O avançar do século XXI deflagra um desenvolvimento social pautado no espaço virtual exercendo sua dominação crescente no mundo real. Em que pese esse movimento possa ser encarado com grande temeridade por alguns, trata-se de uma transição natural como já experimentado pela humanidade em outros tempos.
Repousando o olhar sobre o Brasil, nascemos colônia em um período marcado pelas grandes navegações e, portanto, expansões territoriais das metrópoles europeias que espalhavam seu domínio pelos arredores do novo mundo. Evidentemente, o elemento social dominante naquele tempo era a busca pela proximidade com os costumes europeus, sobretudo portugueses, ingleses e franceses. A beleza era ditada pelas tendências da Europa e a recém-nascida sociedade brasileira perseguia espelhar-se nas tendências lusitanas, anglicistas ou galicistas.
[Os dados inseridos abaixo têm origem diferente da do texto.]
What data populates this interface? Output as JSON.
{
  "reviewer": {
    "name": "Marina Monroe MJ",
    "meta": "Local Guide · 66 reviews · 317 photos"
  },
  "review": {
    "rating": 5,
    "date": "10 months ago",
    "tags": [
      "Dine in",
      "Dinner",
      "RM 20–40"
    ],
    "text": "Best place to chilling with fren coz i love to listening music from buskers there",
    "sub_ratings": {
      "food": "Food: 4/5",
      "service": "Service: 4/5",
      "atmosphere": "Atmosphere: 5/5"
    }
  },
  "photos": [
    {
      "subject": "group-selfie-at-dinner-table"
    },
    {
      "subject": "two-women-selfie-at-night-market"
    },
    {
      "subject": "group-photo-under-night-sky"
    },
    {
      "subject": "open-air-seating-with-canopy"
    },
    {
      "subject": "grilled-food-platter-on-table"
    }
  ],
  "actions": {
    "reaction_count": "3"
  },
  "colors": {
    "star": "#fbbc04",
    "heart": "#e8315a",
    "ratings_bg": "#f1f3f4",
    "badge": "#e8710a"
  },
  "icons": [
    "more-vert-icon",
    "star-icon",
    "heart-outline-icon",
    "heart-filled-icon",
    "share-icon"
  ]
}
Esse movimento restou ainda mais acentuado com a vinda da corte portuguesa, em 1808, a qual trouxe exemplos vivos do estilo de vida europeu.
Já nesses tempos as pessoas influenciavam ou eram influenciadas. E o exercício da influência notadamente era capitaneado pelos fidalgos da corte, os quais foram responsáveis pela disseminação do estilo de vida europeu nas terras brasileiras. Anos à frente, o Rio de Janeiro foi o grande palco dessas transformações na sociedade brasileira, dando solo a pontos icônicos como a Confeitaria Colombo, o Café Lamas, entre outros. Uma influência que tendenciou o modo de falar, as preferências e, até mesmo a arquitetura, haja vista, por exemplo, o belíssimo Theatro Municipal, como uma das mais incríveis casas de espetáculos inspirada na Opera de Paris.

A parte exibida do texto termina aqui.